Hirokazu Kore-eda’s luminous adaptation of Akima Yoshida’s manga series Umimachi Diary is a stealth masterpiece. Like his other films, Our Little Sister never draws attention to itself (or to its maker’s understated brilliance). He simply depicts four sisters going about their lives in coastal Kamakura, where plums grow freely, mackerel is plentiful, and the air glistens with humidity. The women have their flaws, like a fondness for the wrong men, but the better you get to know them, the harder it is to let them go. In that sense, his 12th narrative feature plays more like a miniseries than a movie.
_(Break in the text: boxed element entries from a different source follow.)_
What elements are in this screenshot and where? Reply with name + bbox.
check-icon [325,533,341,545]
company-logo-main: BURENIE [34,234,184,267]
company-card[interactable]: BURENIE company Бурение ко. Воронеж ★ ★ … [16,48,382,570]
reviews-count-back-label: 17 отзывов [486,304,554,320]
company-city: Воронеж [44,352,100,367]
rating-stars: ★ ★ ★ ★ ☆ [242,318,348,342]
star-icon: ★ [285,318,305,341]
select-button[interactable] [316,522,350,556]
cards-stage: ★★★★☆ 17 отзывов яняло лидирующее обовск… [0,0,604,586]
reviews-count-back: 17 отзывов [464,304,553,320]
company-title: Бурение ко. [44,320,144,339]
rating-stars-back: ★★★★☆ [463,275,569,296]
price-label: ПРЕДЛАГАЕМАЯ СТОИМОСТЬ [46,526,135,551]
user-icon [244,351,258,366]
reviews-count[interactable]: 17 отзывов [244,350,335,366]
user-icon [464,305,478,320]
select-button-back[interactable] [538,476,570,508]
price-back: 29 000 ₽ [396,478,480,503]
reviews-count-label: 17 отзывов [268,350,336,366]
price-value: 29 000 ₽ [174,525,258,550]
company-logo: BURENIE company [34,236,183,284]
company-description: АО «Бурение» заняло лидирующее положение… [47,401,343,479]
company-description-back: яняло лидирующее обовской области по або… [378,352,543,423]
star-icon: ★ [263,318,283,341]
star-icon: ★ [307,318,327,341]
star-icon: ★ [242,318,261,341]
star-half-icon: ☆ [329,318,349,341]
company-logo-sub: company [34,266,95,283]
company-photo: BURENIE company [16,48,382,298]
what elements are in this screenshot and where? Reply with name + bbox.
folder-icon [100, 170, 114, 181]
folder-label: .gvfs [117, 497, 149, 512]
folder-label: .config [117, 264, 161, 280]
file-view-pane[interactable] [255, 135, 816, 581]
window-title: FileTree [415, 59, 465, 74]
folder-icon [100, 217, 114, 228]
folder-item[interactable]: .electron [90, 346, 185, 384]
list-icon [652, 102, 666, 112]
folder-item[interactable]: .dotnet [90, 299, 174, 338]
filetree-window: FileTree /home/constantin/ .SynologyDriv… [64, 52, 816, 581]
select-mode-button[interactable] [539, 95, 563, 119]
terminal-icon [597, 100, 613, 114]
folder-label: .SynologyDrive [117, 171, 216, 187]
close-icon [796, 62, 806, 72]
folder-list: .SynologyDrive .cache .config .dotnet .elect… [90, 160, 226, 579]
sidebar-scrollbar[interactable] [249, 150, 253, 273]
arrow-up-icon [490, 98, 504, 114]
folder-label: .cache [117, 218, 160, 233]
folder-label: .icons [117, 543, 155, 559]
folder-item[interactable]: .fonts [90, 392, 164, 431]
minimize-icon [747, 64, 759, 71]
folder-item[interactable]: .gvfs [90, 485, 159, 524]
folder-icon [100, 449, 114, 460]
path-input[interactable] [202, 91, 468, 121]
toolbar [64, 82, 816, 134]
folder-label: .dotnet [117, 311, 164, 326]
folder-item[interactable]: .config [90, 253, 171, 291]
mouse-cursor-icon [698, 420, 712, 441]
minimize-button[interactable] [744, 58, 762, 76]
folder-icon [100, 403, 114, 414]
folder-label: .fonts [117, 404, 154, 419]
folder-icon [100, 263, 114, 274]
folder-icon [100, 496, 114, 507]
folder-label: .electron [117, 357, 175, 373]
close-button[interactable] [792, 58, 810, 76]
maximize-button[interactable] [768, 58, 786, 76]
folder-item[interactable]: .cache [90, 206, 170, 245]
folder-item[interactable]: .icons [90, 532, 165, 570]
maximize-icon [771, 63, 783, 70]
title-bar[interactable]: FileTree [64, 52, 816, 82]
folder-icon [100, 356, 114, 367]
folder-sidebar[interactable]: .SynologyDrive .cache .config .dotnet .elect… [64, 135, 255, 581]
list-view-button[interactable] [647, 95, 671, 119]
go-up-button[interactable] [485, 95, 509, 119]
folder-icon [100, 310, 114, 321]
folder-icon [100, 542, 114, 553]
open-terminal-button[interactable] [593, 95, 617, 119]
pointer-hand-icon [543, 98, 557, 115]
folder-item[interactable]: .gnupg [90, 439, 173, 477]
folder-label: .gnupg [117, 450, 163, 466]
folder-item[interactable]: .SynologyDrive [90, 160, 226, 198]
Sachi, Yoshino, and Chika (Haruka Ayase, Masami Nagasawa, and Kaho), who range in age from 19 to 29, meet their 14-year-old half-sister, Suzu (Suzu Hirose), for the first time at their estranged father’s funeral. When they notice her stepmother’s casual disregard, they offer to take her in (Suzu’s late mother was their father’s mistress). It’s the best thing for all concerned, since their grandparents are gone and their mother would rather spend time with her second husband.
What follows contradicts the conventional Hollywood approach to domestic drama. There’s no period of adjustment, no major conflicts, and no external forces threatening to tear them apart. The soccer-playing Suzu simply lights up the Agano household with her energy and enthusiasm. Although Kore-eda never spells it out in so many words, her newfound family has saved the girl from a life that threatened to dim her spirit.